Ayer por la tarde, decenas de vecinos se congregaron en la casa del joven asesinado, en la manzana 202 C, para acompañar y apoyar a su familia. Todos coincidieron en que los enfrentamientos, la droga, principalmente la pasta base y el uso de armas son monedas corrientes en las calles de Norte Grande.

“Después de que mataran a mi hermano, unos policías dijeron que había un pipero menos ¿Cómo pueden decir semejante cosa? Mi hermano se recibió el año pasado del colegio. Si hubiera sido pipero no se recibía. ­¿Cómo puede ser que lo maten así?! Era un chico con futuro. Se había inscripto para cursar gasista matriculado”, manifestó Florencia Pérez, hermana de Elvis.

“Le sacaron las zapatillas y se las llevaron. Hace 10 días se salvó mi sobrino de 15 años de que le pasara lo mismo. A él lo corretearon. Solo pedimos justicia”, dijo Evelín Pérez, otra hermana de la víctima.

“Teóricamente roban zapatillas porque es como un trofeo que le ponen a un santo que tienen ahí. ¿Qué hace la Policía? Nada. ¿Por qué no se los llevan para rehabilitación?”, preguntó Sergio Pérez.

El flagelo de la droga

Ayer por la tarde, por las calles de Norte Grande se observaba a jóvenes consumiendo bebidas alcohólicas y sustancias, otros deambulaban bajo sus efectos. “Están demacrados, parecen zombies.

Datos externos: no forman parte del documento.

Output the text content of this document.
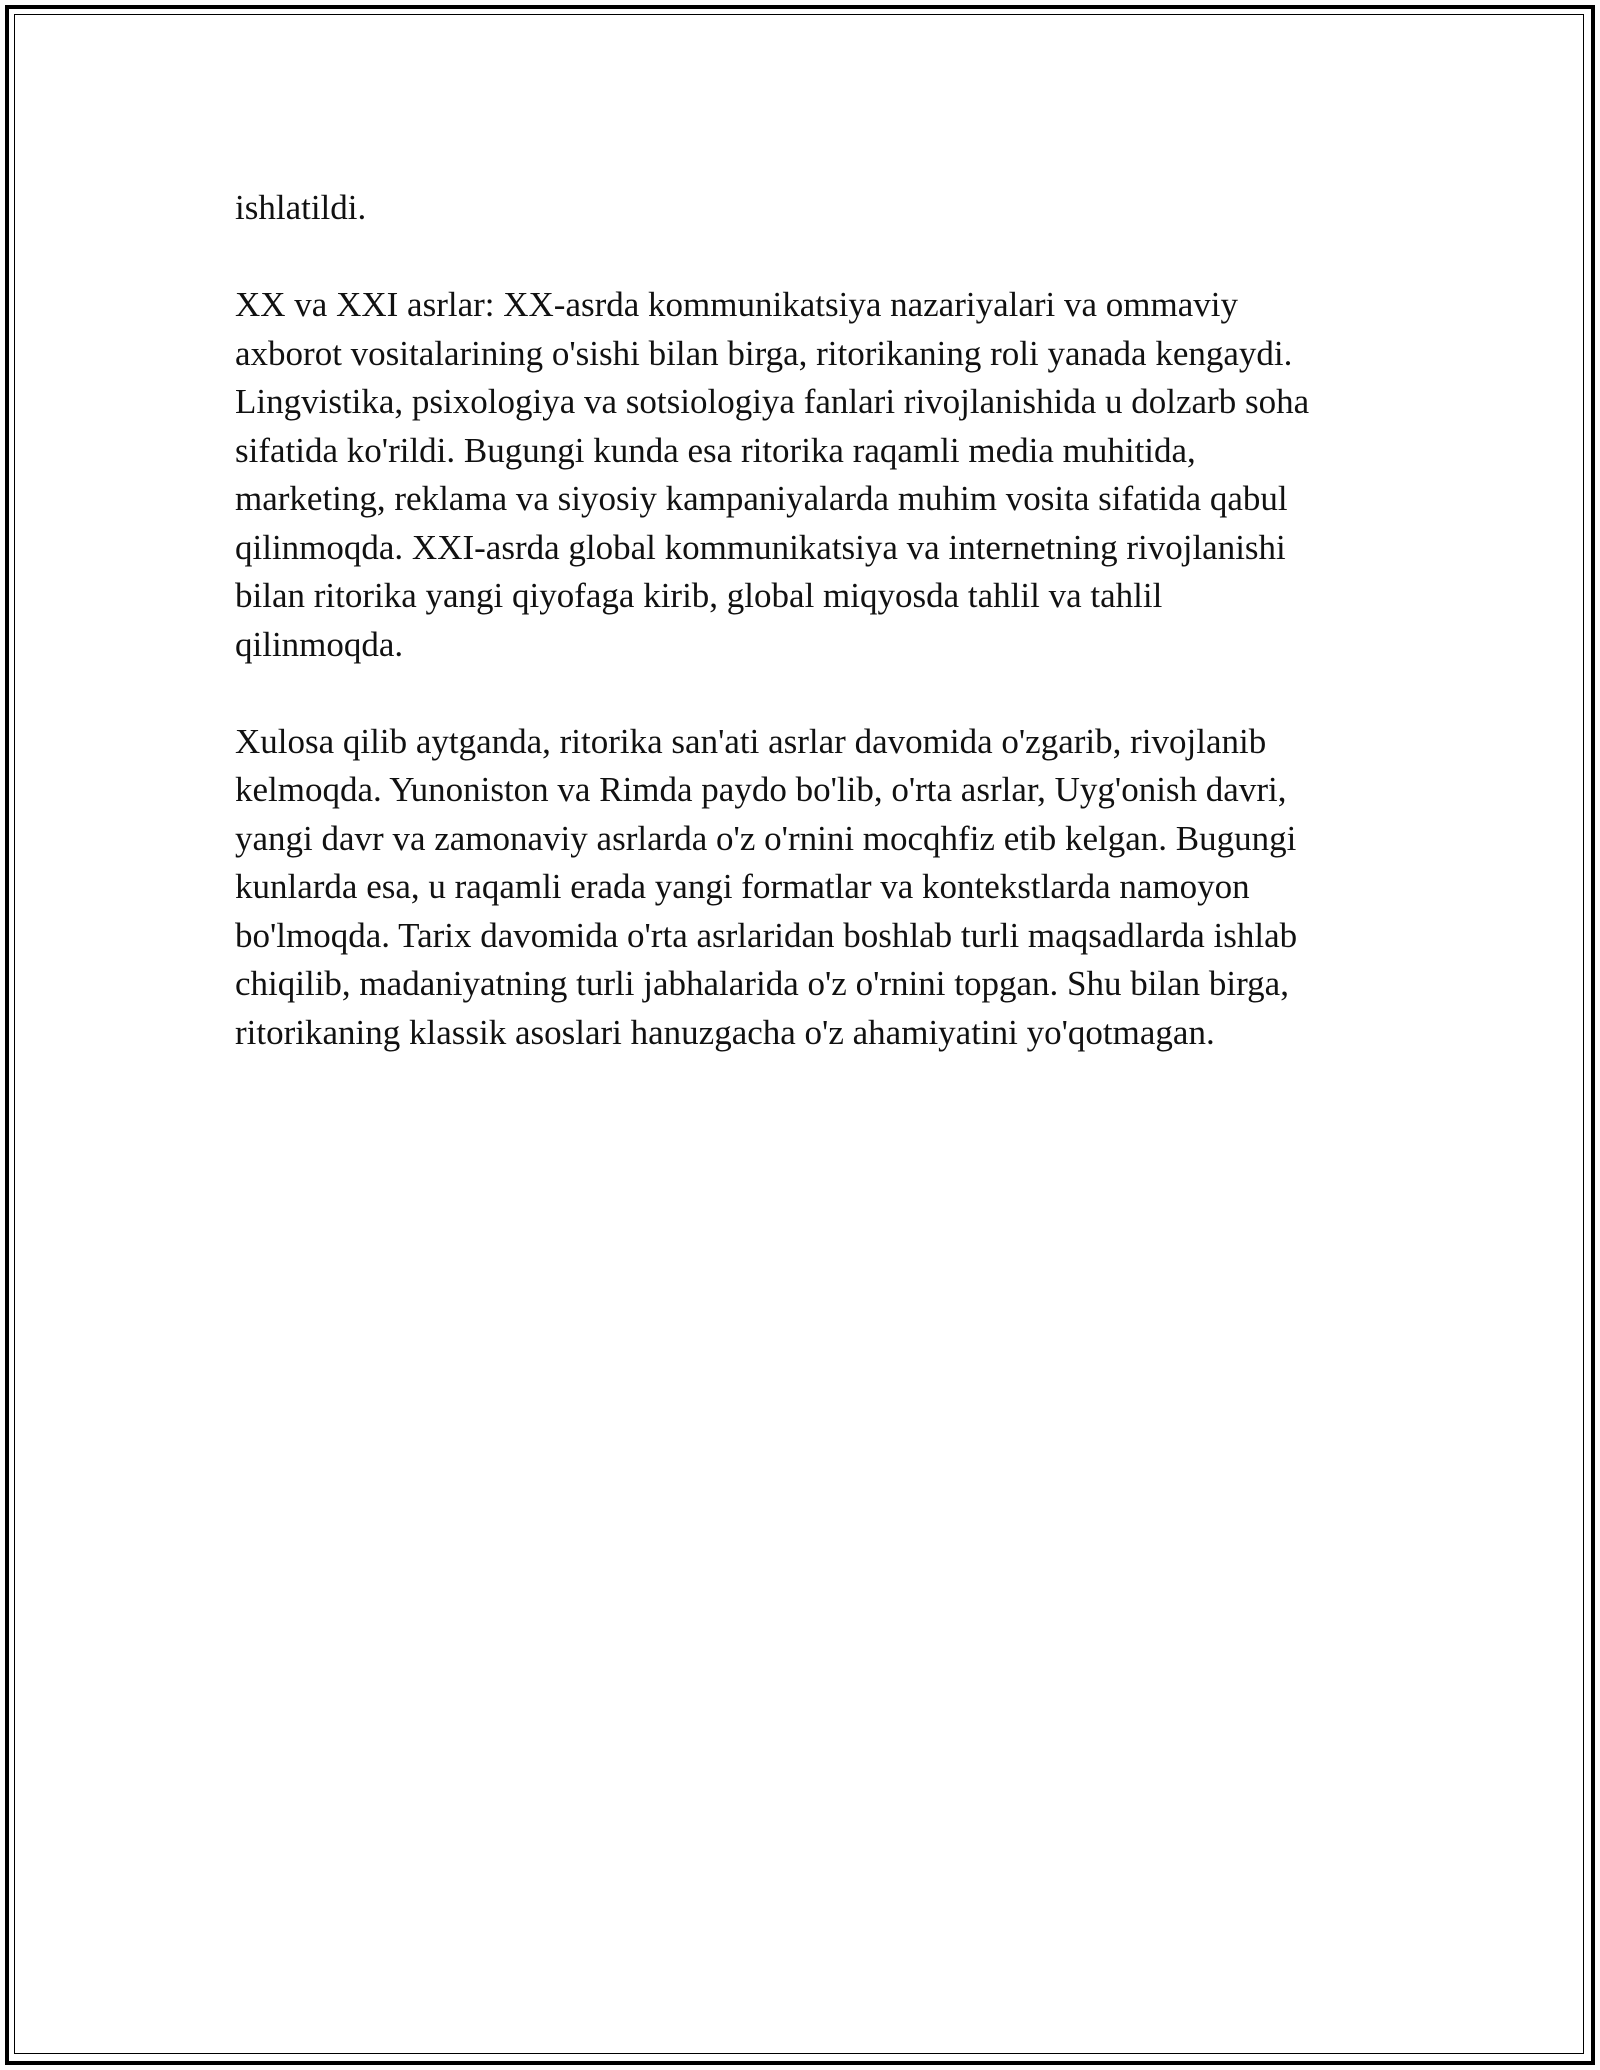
ishlatildi.

XX va XXI asrlar: XX-asrda kommunikatsiya nazariyalari va ommaviy
axborot vositalarining o'sishi bilan birga, ritorikaning roli yanada kengaydi.
Lingvistika, psixologiya va sotsiologiya fanlari rivojlanishida u dolzarb soha
sifatida ko'rildi. Bugungi kunda esa ritorika raqamli media muhitida,
marketing, reklama va siyosiy kampaniyalarda muhim vosita sifatida qabul
qilinmoqda. XXI-asrda global kommunikatsiya va internetning rivojlanishi
bilan ritorika yangi qiyofaga kirib, global miqyosda tahlil va tahlil
qilinmoqda.

Xulosa qilib aytganda, ritorika san'ati asrlar davomida o'zgarib, rivojlanib
kelmoqda. Yunoniston va Rimda paydo bo'lib, o'rta asrlar, Uyg'onish davri,
yangi davr va zamonaviy asrlarda o'z o'rnini mocqhfiz etib kelgan. Bugungi
kunlarda esa, u raqamli erada yangi formatlar va kontekstlarda namoyon
bo'lmoqda. Tarix davomida o'rta asrlaridan boshlab turli maqsadlarda ishlab
chiqilib, madaniyatning turli jabhalarida o'z o'rnini topgan. Shu bilan birga,
ritorikaning klassik asoslari hanuzgacha o'z ahamiyatini yo'qotmagan.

Todo el tiempo andan así”, dijo un vecino.

“¿Qué quiere la Justicia? ¿Que hagamos ojo por ojo, diente por diente? Nosotros no somos de esos. El dolor me lo banco. Yo perdí a mi hijo y nadie me lo va a devolver. Pero este problema que viene desde hace varios años en Norte Grande se tiene que acabar”, finalizó Sergio Pérez, al tiempo que amigos y vecinos que lo acompañaban en su casa aplaudían y gritaban: ­Justicia!